Personal information
- Birth name: Edith Betty Kernot
- Born: 26 July 1910 Geelong, Victoria, Australia
- Died: 19 October 1984 (aged 74) Geelong, Victoria, Australia

Sport
- Sport: Golf

Achievements and titles
- National finals: Amateur champion (1937, 1938)

= Betty Kernot =

Australian golfer (1910–1984)

Edith Betty Kernot (26 July 1910 – 19 October 1984) was an Australian golfer. She was twice the Australian national women's amateur golf champion, in 1937 and 1938.

==Life==
Kernot was born in Geelong. She was the last of three children born to Edith Latham (born Hobday) and Walter Charles Kernot. They were both active in the local community and her mother had also played golf. She began to play the game when she was thirteen and in 1925 she won the under-15 category nationally. After that she competed at state and national competitions.

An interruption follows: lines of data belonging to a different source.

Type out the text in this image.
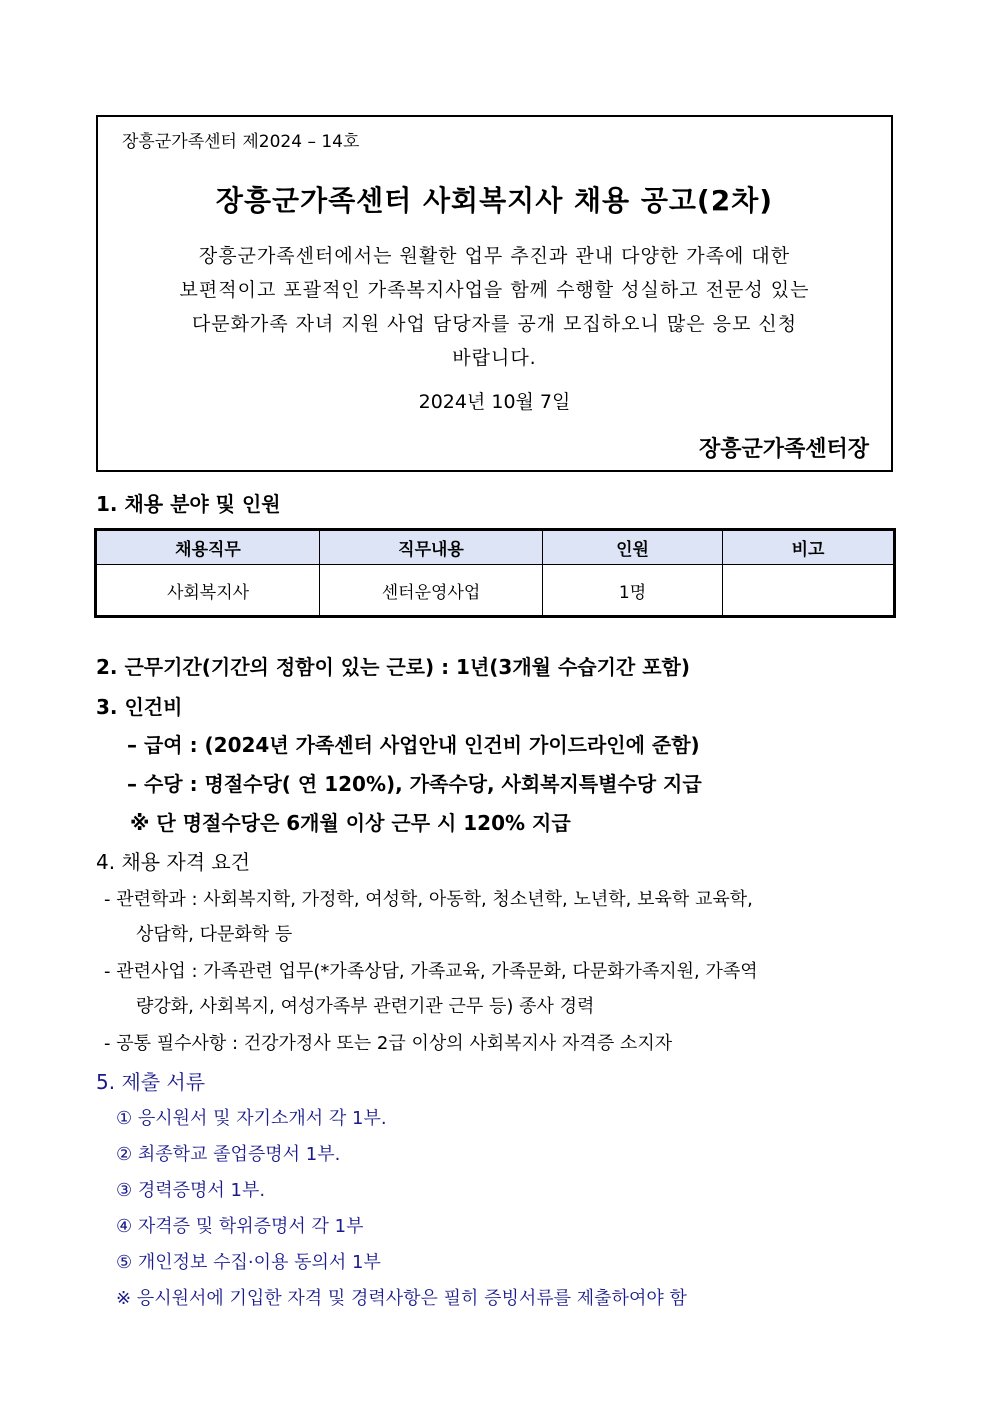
장흥군가족센터 제2024 – 14호
장흥군가족센터 사회복지사 채용 공고(2차)
장흥군가족센터에서는 원활한 업무 추진과 관내 다양한 가족에 대한
보편적이고 포괄적인 가족복지사업을 함께 수행할 성실하고 전문성 있는
다문화가족 자녀 지원 사업 담당자를 공개 모집하오니 많은 응모 신청
바랍니다.
2024년 10월 7일
장흥군가족센터장
1. 채용 분야 및 인원
채용직무	직무내용	인원	비고
사회복지사	센터운영사업	1명	
2. 근무기간(기간의 정함이 있는 근로) : 1년(3개월 수습기간 포함)
3. 인건비
– 급여 : (2024년 가족센터 사업안내 인건비 가이드라인에 준함)
– 수당 : 명절수당( 연 120%), 가족수당, 사회복지특별수당 지급
※ 단 명절수당은 6개월 이상 근무 시 120% 지급
4. 채용 자격 요건
- 관련학과 : 사회복지학, 가정학, 여성학, 아동학, 청소년학, 노년학, 보육학 교육학,
상담학, 다문화학 등
- 관련사업 : 가족관련 업무(*가족상담, 가족교육, 가족문화, 다문화가족지원, 가족역
량강화, 사회복지, 여성가족부 관련기관 근무 등) 종사 경력
- 공통 필수사항 : 건강가정사 또는 2급 이상의 사회복지사 자격증 소지자
5. 제출 서류
① 응시원서 및 자기소개서 각 1부.
② 최종학교 졸업증명서 1부.
③ 경력증명서 1부.
④ 자격증 및 학위증명서 각 1부
⑤ 개인정보 수집·이용 동의서 1부
※ 응시원서에 기입한 자격 및 경력사항은 필히 증빙서류를 제출하여야 함
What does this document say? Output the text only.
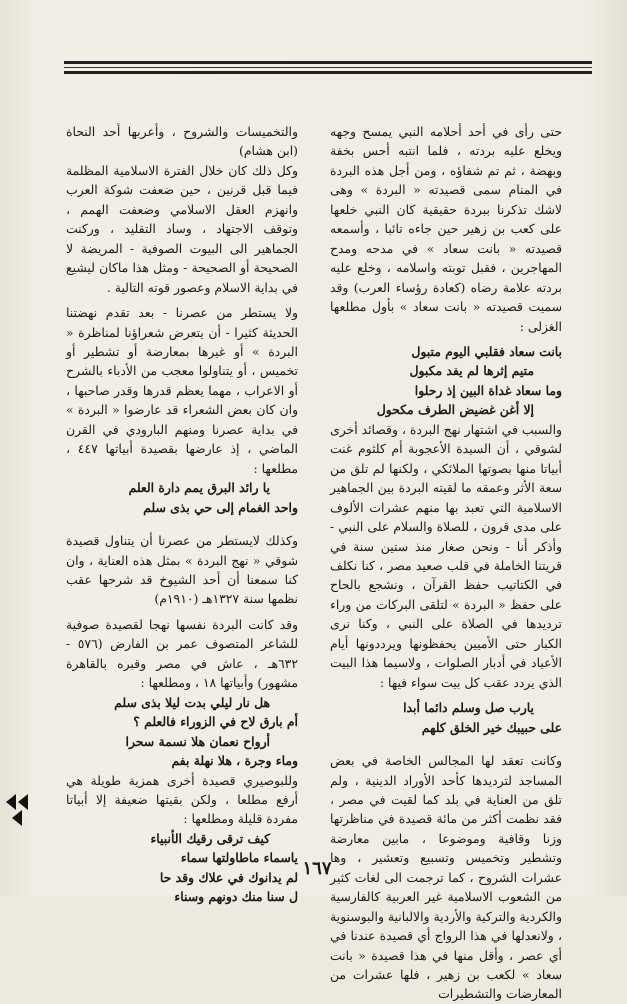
حتى رأى في أحد أحلامه النبي يمسح وجهه ويخلع عليه بردته ، فلما انتبه أحس بخفة وبهضة ، ثم تم شفاؤه ، ومن أجل هذه البردة في المنام سمى قصيدته « البردة » وهى لاشك تذكرنا ببردة حقيقية كان النبي خلعها على كعب بن زهير حين جاءه تائبا ، وأسمعه قصيدته « بانت سعاد » في مدحه ومدح المهاجرين ، فقبل توبته واسلامه ، وخلع عليه بردته علامة رضاه (كعادة رؤساء العرب) وقد سميت قصيدته « بانت سعاد » بأول مطلعها الغزلى :

بانت سعاد فقلبي اليوم متبول
متيم إثرها لم يفد مكبول
وما سعاد غداة البين إذ رحلوا
إلا أغن غضيض الطرف مكحول

والسبب في اشتهار نهج البردة ، وقصائد أخرى لشوقي ، أن السيدة الأعجوبة أم كلثوم غنت أبياتا منها بصوتها الملائكي ، ولكنها لم تلق من سعة الأثر وعمقه ما لقيته البردة بين الجماهير الاسلامية التي تعبد بها منهم عشرات الألوف على مدى قرون ، للصلاة والسلام على النبي - وأذكر أنا - ونحن صغار منذ ستين سنة في قريتنا الخاملة في قلب صعيد مصر ، كنا نكلف في الكتاتيب حفظ القرآن ، ونشجع بالحاح على حفظ « البردة » لتلقى البركات من وراء ترديدها في الصلاة على النبي ، وكنا نرى الكبار حتى الأميين يحفظونها ويرددونها أيام الأعياد في أدبار الصلوات ، ولاسيما هذا البيت الذي يردد عقب كل بيت سواء فيها :

يارب صل وسلم دائما أبدا
على حبيبك خير الخلق كلهم

وكانت تعقد لها المجالس الخاصة في بعض المساجد لترديدها كأحد الأوراد الدينية ، ولم تلق من العناية في بلد كما لقيت في مصر ، فقد نظمت أكثر من مائة قصيدة في مناظرتها وزنا وقافية وموضوعا ، مابين معارضة وتشطير وتخميس وتسبيع وتعشير ، وها عشرات الشروح ، كما ترجمت الى لغات كثير من الشعوب الاسلامية غير العربية كالفارسية والكردية والتركية والأردية والالبانية والبوسنوية ، ولانعدلها في هذا الرواج أي قصيدة عندنا في أي عصر ، وأقل منها في هذا قصيدة « بانت سعاد » لكعب بن زهير ، فلها عشرات من المعارضات والتشطيرات

والتخميسات والشروح ، وأعربها أحد النحاة (ابن هشام)

وكل ذلك كان خلال الفترة الاسلامية المظلمة فيما قبل قرنين ، حين ضعفت شوكة العرب وانهزم العقل الاسلامي وضعفت الهمم ، وتوقف الاجتهاد ، وساد التقليد ، وركنت الجماهير الى البيوت الصوفية - المريضة لا الصحيحة أو الصحيحة - ومثل هذا ماكان ليشيع في بداية الاسلام وعصور قوته التالية .

ولا يستطر من عصرنا - بعد تقدم نهضتنا الحديثة كثيرا - أن يتعرض شعراؤنا لمناظرة « البردة » أو غيرها بمعارضة أو تشطير أو تخميس ، أو يتناولوا معجب من الأدباء بالشرح أو الاعراب ، مهما يعظم قدرها وقدر صاحبها ، وان كان بعض الشعراء قد عارضوا « البردة » في بداية عصرنا ومنهم البارودي في القرن الماضي ، إذ عارضها بقصيدة أبياتها ٤٤٧ ، مطلعها :

يا رائد البرق يمم دارة العلم
واحد الغمام إلى حي بذى سلم

وكذلك لايستطر من عصرنا أن يتناول قصيدة شوقي « نهج البردة » بمثل هذه العناية ، وان كنا سمعنا أن أحد الشيوخ قد شرحها عقب نظمها سنة ١٣٢٧هـ (١٩١٠م)

وقد كانت البردة نفسها نهجا لقصيدة صوفية للشاعر المتصوف عمر بن الفارض (٥٧٦ - ٦٣٢هـ ، عاش في مصر وقبره بالقاهرة مشهور) وأبياتها ١٨ ، ومطلعها :

هل نار ليلي بدت ليلا بذى سلم
أم بارق لاح في الزوراء فالعلم ؟
أرواح نعمان هلا نسمة سحرا
وماء وجرة ، هلا نهلة بفم

وللبوصيري قصيدة أخرى همزية طويلة هي أرفع مطلعا ، ولكن بقيتها ضعيفة إلا أبياتا مفردة قليلة ومطلعها :

كيف ترقى رقيك الأنبياء
ياسماء ماطاولتها سماء
لم يدانوك في علاك وقد حا
ل سنا منك دونهم وسناء
١٦٧
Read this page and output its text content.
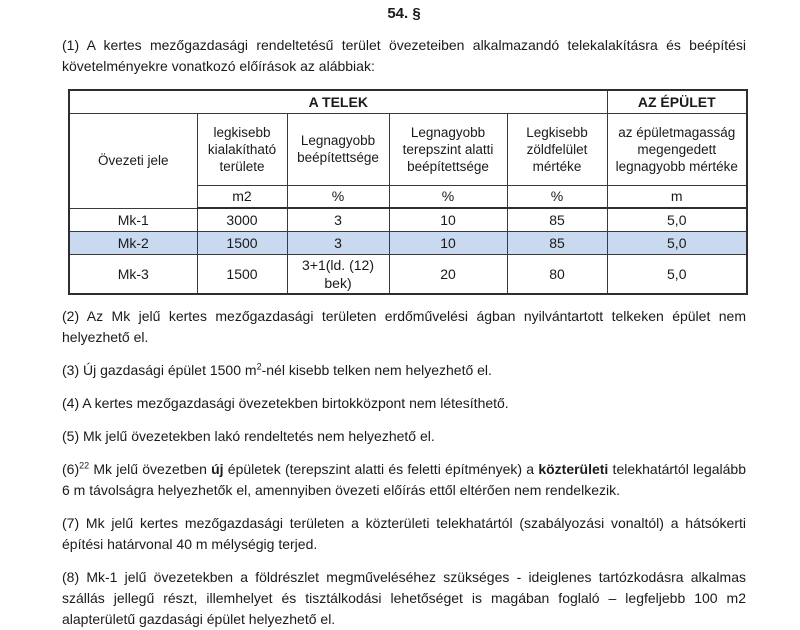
54. §

(1) A kertes mezőgazdasági rendeltetésű terület övezeteiben alkalmazandó telekalakításra és beépítési követelményekre vonatkozó előírások az alábbiak:

A TELEK					AZ ÉPÜLET
Övezeti jele	legkisebb kialakítható területe	Legnagyobb beépítettsége	Legnagyobb terepszint alatti beépítettsége	Legkisebb zöldfelület mértéke	az épületmagasság megengedett legnagyobb mértéke
	m2	%	%	%	m
Mk-1	3000	3	10	85	5,0
Mk-2	1500	3	10	85	5,0
Mk-3	1500	3+1(ld. (12) bek)	20	80	5,0

(2) Az Mk jelű kertes mezőgazdasági területen erdőművelési ágban nyilvántartott telkeken épület nem helyezhető el.

(3) Új gazdasági épület 1500 $m^2$-nél kisebb telken nem helyezhető el.

(4) A kertes mezőgazdasági övezetekben birtokközpont nem létesíthető.

(5) Mk jelű övezetekben lakó rendeltetés nem helyezhető el.

(6)$^{22}$ Mk jelű övezetben új épületek (terepszint alatti és feletti építmények) a közterületi telekhatártól legalább 6 m távolságra helyezhetők el, amennyiben övezeti előírás ettől eltérően nem rendelkezik.

(7) Mk jelű kertes mezőgazdasági területen a közterületi telekhatártól (szabályozási vonaltól) a hátsókerti építési határvonal 40 m mélységig terjed.

(8) Mk-1 jelű övezetekben a földrészlet megműveléséhez szükséges - ideiglenes tartózkodásra alkalmas szállás jellegű részt, illemhelyet és tisztálkodási lehetőséget is magában foglaló – legfeljebb 100 m2 alapterületű gazdasági épület helyezhető el.
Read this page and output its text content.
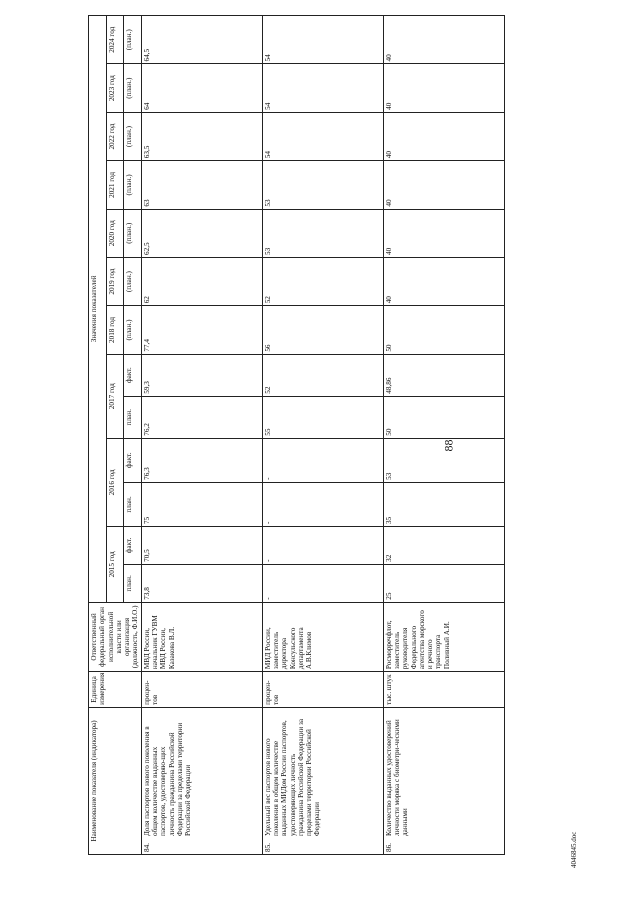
88
4046845.doc
Наименование показателя (индикатора)	Единица измерения	Ответственный федеральный орган исполнительной власти или организация (должность, Ф.И.О.)	Значения показателей												
			2015 год		2016 год		2017 год		2018 год	2019 год	2020 год	2021 год	2022 год	2023 год	2024 год
			план.	факт.	план.	факт.	план.	факт.	(план.)	(план.)	(план.)	(план.)	(план.)	(план.)	(план.)
84.Доля паспортов нового поколения в общем количестве выданных паспортов, удостоверяю-щих личность гражданина Российской Федерации за пределами территории Российской Федерации	процен-тов	МВД России, начальник ГУВМ МВД России, Казакова В.Л.	73,8	70,5	75	76,3	76,2	59,3	77,4	62	62,5	63	63,5	64	64,5
85.Удельный вес паспортов нового поколения в общем количестве выданных МИДом России паспортов, удостоверяющих личность гражданина Российской Федерации за пределами территории Российской Федерации	процен-тов	МИД России, заместитель директора Консульского департамента А.В.Климов	-	-	-	-	55	52	56	52	53	53	54	54	54
86.Количество выданных удостоверений личности моряка с биометри-ческими данными	тыс. штук	Росморречфлот, заместитель руководителя Федерального агентства морского и речного транспорта Поливный А.И.	25	32	35	53	50	48,86	50	40	40	40	40	40	40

In 1937 she first won the Australian Women's Amateur championship and she was also chosen to represent Australia in the four person team to contest the Tasman Cup with New Zealand. In August 1938 she retained the title of National Women's golf champion. The title dates from 1894 and only Evelyn MacKenzie, Nancy Parbury, Leonora Wray, Mona MacLeod, and Susie Morpeth had achieved that feat before of winning the title twice. Leonora Wray witnessed the event as she was there as an umpire. She played an exhibition match with the leading American golf celebrity player Babe Didrikson (later Zaharias) in 1938. Golf matches were cancelled due to the second world war. When matches restarted Kernot showed that she still had form. She reached the final of the 1947 Australian Women's Amateur, losing narrowly to the defending champion Joan Fisher, Lewis. She had been the representative of Victoria at the Australian Ladies’ Golf Union in 1939 and she continued after the war in 1948.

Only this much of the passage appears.